Finanças & Wall Street

Lucro do Banco Yetu cresce 49,28% para US$ 9,92 milhões

José Praia

27 Janeiro, 2026 - 01:36

José Praia

27 Janeiro, 2026 - 01:36

O Banco Yetu acaba de entrar no período de bonança, depois de ter atravessado três trimestres consecutivos em queda nos lucros. De acordo com as demonstrações financeiras, que compreendem o balanço de 31 de Dezembro, e ainda não revisado pelo auditor independente, o banco teve um encaixe financeiro de AOA 2,99 mil milhões (US$ 2,82 milhões), o que significa um aumento de 49,28% sobre os AOA 6,06 mil milhões (US$ 7,10 milhões) reportado em 2024. Os indicadores fundamentalistas apresentaram uma performance mista

O Banco Yetu publicou um quarto trimestre acima do expectável, ao reportar um lucro de AOA 9,05 mil milhões (US$ 9,92 milhões), depois de ter enfrentado três trimestres consecutivos em queda homóloga. A expectativa do mercado para o fecho do ano era baixa, em razão do período difícil enfrentado pelo banco desde a saída abrupta do ex-CEO, João da Costa Ferreira, mas a gestão de Paulo Jorge da Cunha Fontes contrariou o mercado e reportou um resultado superior dos últimos três anos.

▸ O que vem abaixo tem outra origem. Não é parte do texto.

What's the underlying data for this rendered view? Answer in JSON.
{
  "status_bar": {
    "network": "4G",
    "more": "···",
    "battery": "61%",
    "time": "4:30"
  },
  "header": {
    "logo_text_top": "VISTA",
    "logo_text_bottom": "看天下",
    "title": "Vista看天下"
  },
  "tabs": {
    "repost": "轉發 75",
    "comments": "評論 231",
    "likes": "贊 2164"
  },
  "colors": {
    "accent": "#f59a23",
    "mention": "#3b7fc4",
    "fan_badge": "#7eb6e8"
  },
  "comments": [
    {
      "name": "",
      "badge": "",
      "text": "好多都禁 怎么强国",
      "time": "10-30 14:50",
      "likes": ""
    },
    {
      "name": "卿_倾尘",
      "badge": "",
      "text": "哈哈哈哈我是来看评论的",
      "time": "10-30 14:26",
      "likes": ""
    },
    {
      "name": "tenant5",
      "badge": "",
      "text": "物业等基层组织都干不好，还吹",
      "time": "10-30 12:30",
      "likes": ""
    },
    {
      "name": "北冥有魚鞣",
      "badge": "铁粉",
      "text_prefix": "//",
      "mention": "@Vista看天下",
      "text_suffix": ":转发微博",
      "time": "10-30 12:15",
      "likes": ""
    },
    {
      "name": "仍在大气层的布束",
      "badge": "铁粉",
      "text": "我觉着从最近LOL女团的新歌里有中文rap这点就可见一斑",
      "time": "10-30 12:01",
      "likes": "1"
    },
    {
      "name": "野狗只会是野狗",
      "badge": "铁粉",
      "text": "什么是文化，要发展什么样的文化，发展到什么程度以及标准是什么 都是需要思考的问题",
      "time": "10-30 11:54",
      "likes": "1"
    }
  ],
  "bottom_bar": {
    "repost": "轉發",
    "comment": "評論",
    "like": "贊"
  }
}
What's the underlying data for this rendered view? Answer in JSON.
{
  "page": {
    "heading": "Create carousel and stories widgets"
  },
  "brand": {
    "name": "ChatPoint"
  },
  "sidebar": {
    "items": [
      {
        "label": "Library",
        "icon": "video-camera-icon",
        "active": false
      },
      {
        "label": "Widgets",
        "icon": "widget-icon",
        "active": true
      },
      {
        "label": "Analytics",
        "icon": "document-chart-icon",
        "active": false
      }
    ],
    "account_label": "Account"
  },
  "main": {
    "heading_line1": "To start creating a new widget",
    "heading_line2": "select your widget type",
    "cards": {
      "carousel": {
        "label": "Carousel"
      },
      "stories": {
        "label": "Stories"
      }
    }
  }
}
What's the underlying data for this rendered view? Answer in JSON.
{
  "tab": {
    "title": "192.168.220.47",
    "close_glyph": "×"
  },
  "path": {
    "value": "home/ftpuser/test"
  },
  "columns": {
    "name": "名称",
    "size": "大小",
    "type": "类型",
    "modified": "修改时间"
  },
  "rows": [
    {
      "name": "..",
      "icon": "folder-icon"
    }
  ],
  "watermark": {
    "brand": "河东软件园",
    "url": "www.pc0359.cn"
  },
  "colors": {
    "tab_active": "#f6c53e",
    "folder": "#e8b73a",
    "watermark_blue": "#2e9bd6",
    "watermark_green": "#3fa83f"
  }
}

Entretanto, de acordo com as demonstrações financeiras, o activo do banco registou um recuo de 3,95%, saindo de AOA 202,98 mil milhões (US$ 237,77 milhões) no final de 2024, e estando agora avaliado em AOA 194,94 mil milhões (US$ 213,76 milhões). A razão deste recuo pode ser explicada com o ligeiro desinvestimento na principal linha de negócio do sector bancário: os Títulos e Valores Mobiliários, que representaram uma participação de 32,39% do total dos activos, passou de AOA 63,94 mil milhões (US$ 74,89 milhões) em 2024 para AOA 63,13 mil milhões (US$ 69,23 milhões) em 2025.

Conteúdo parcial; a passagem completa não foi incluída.